With praise like that, he'd hate to hear criticism.

"Once the action's under way, though, you're apparently without equal," his grandmother added, allowing some of the tension to go out of his chest and jaw. "It seems the things you do with your hands, and tongues, cannot be described with mere words." She quirked an eyebrow at him. "And you don't limit yourself to the equipment you were born with, in either those departments or this one?" She gave his cock a more emphatic tug, in case he'd missed the reference. "I don't know if that appeals to me as much as it does her, but the full-body seduction thing she doesn't always have the patience for sounds glorious. If it's as good as she says, you can use that on me any time you like, for as long as you like."

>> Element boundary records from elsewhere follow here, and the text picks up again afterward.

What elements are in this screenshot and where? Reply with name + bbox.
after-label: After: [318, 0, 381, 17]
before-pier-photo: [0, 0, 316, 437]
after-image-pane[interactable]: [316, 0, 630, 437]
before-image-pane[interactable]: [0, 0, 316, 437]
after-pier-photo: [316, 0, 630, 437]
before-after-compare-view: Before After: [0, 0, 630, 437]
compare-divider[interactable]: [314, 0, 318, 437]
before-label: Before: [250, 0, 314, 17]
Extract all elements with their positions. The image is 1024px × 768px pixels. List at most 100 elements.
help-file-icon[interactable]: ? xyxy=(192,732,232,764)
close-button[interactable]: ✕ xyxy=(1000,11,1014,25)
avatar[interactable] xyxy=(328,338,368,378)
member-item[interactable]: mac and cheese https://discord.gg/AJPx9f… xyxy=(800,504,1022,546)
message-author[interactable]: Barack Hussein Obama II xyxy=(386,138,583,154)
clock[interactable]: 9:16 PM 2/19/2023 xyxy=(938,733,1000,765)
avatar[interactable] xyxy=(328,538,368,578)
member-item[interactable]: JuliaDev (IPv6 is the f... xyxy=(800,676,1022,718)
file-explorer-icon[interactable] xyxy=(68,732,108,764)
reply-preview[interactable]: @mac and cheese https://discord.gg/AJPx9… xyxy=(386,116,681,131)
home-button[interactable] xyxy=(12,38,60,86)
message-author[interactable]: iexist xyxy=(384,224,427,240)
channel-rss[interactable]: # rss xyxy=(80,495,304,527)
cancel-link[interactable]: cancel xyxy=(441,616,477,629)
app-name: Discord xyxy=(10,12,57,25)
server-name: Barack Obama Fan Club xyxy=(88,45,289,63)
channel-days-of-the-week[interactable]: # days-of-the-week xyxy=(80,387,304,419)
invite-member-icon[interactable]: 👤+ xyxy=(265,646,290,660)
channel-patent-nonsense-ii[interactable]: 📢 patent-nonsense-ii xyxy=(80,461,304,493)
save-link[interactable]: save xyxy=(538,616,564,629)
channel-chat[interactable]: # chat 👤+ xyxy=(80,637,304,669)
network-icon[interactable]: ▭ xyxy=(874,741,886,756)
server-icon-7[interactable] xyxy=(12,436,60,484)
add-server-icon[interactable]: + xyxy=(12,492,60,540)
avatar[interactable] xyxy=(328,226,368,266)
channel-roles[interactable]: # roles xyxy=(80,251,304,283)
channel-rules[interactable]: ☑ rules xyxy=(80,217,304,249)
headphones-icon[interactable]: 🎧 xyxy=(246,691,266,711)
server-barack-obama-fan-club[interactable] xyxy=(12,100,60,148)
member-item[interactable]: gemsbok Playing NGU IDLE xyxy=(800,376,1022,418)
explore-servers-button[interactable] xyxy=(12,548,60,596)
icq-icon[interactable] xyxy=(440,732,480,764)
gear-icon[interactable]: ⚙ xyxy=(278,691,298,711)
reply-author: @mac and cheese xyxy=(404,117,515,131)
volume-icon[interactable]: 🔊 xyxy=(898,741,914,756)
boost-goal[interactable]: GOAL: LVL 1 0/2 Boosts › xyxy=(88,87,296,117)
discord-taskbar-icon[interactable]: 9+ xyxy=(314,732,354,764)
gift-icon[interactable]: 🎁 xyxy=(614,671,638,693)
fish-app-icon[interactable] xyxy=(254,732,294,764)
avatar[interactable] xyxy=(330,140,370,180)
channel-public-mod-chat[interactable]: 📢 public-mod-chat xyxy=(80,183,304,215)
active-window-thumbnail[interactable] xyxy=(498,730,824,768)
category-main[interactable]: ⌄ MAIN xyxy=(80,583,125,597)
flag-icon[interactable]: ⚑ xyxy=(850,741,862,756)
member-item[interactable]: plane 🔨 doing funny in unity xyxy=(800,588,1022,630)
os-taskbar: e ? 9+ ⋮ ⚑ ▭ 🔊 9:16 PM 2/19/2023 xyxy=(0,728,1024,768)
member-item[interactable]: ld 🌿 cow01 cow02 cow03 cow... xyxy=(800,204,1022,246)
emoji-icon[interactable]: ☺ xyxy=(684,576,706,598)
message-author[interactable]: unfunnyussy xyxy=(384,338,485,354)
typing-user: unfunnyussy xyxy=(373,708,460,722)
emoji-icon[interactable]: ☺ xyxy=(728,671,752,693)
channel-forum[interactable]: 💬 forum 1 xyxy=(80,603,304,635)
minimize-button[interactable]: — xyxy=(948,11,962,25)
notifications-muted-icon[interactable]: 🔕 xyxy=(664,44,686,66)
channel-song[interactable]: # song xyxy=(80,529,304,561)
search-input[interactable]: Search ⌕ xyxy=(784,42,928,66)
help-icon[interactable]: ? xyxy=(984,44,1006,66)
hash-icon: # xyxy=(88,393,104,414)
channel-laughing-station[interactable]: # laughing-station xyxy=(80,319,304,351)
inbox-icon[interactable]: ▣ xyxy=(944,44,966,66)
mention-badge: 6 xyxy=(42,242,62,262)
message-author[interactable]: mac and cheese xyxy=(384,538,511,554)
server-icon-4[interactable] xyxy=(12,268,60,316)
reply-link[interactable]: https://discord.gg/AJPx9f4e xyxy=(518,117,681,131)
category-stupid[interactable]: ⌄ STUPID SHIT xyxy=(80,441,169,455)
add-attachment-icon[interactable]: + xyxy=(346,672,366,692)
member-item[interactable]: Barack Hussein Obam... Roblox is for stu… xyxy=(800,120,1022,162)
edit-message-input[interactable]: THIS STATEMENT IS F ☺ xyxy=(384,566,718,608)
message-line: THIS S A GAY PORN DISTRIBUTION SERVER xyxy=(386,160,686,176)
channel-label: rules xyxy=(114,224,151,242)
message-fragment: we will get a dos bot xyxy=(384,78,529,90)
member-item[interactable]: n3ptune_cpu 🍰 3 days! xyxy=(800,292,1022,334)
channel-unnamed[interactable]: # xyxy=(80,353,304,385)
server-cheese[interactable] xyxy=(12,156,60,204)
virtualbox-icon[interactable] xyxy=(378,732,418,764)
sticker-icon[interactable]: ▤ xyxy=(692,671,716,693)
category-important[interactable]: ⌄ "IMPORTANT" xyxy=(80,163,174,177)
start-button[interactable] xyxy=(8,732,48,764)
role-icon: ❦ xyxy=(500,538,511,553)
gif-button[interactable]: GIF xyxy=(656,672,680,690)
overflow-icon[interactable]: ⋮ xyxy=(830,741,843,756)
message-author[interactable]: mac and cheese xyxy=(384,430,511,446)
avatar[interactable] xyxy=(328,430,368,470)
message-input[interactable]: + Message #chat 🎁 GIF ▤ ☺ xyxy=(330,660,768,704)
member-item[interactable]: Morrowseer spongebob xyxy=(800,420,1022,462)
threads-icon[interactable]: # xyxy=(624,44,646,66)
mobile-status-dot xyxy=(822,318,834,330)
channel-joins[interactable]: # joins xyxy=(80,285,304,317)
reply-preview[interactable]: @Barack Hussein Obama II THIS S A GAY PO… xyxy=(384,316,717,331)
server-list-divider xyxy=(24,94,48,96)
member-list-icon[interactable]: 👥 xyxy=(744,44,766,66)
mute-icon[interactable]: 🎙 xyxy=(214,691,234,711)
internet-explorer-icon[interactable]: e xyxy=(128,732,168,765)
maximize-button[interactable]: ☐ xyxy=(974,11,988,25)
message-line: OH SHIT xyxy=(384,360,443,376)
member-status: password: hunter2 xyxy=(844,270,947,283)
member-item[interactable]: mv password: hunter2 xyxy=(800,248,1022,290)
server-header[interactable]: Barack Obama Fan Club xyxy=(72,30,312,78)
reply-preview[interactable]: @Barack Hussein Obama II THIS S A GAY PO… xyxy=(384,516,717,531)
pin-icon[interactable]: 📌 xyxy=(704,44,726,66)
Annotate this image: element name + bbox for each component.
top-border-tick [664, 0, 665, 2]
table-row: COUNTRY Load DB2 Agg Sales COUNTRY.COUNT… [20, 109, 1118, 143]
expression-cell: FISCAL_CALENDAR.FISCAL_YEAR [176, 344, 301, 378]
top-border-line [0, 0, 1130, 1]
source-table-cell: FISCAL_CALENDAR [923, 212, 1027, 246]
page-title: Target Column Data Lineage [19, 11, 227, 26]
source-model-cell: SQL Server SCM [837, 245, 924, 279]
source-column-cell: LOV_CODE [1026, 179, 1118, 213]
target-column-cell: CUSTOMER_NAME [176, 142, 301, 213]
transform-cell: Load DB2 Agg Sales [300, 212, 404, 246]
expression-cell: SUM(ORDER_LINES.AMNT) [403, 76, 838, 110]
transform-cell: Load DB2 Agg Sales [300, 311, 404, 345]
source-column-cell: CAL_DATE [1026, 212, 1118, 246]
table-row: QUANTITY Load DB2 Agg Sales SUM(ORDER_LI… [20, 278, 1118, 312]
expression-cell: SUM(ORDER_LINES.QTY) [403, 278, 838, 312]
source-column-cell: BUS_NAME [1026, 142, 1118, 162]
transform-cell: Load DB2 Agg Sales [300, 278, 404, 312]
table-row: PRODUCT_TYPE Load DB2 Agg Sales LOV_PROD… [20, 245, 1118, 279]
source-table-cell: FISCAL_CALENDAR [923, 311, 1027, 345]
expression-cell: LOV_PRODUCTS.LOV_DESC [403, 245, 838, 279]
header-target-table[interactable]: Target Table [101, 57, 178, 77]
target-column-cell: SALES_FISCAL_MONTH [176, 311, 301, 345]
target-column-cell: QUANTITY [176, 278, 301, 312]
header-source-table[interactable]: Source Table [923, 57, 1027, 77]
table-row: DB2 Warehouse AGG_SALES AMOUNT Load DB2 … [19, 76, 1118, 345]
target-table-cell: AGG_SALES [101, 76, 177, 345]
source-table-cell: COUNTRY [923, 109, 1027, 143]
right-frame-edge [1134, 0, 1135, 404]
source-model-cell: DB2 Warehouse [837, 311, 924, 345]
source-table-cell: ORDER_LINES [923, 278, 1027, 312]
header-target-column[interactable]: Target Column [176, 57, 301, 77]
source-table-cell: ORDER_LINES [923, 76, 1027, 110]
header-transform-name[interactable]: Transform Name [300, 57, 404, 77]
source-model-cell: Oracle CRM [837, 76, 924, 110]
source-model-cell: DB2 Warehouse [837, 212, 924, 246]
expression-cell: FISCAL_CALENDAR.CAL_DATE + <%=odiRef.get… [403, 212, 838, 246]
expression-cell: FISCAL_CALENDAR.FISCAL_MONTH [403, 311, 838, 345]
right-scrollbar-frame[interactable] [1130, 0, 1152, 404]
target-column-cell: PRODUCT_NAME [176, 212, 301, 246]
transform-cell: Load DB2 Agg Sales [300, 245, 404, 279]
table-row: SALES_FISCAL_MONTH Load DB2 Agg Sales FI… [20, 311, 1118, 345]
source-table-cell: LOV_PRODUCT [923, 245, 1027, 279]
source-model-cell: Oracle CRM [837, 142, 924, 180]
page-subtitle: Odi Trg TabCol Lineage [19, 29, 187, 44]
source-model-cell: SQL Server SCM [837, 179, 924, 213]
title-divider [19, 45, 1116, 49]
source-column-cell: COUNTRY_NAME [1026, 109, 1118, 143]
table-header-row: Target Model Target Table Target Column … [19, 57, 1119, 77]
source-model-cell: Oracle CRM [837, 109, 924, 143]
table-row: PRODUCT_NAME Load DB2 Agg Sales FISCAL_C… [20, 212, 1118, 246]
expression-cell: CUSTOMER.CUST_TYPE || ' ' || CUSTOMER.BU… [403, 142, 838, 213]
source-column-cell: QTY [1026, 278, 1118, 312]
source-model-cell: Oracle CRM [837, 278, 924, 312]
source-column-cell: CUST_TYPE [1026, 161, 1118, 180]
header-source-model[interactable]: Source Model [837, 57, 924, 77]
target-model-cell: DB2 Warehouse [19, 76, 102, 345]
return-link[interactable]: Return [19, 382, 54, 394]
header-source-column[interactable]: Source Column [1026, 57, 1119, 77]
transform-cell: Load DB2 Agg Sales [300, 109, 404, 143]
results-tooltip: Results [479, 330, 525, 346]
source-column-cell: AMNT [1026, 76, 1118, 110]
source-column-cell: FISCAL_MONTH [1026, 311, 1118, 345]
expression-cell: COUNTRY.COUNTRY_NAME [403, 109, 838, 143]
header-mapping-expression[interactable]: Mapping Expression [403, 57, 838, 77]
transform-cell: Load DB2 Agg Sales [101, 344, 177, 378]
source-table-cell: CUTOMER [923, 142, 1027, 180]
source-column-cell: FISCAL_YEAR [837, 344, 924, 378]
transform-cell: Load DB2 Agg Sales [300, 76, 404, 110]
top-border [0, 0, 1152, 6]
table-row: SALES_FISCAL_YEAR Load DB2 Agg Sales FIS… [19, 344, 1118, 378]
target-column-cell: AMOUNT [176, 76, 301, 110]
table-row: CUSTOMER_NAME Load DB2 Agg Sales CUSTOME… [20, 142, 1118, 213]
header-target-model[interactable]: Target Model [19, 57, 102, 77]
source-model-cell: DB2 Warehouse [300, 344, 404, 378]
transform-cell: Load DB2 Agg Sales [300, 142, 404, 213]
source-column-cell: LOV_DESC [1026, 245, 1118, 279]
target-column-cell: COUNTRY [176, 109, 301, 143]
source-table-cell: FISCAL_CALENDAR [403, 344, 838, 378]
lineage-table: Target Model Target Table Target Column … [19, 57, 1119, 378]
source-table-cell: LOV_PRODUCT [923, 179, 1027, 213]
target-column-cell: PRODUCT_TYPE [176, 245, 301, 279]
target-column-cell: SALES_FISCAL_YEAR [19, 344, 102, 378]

Had his mother really talked that up? At times, Frank wasn't sure she even enjoyed it. He knew she did, deep down, but wasn't surprised to hear that she'd told her mother she wasn't always in the mood for it. When his mom wanted to a good dicking, no amount of foreplay would do, and she seemed to want that most of the time she spent awake.

"Do you want to hear what else she said?" Noreen asked with a coy grin.

There was a correct answer to that question. It was not the one that came to mind.

"Or I could suck your dick," his grandmother finished, as the look in her eyes had promised that she would. She couldn't stop staring at it. "Your choice, really."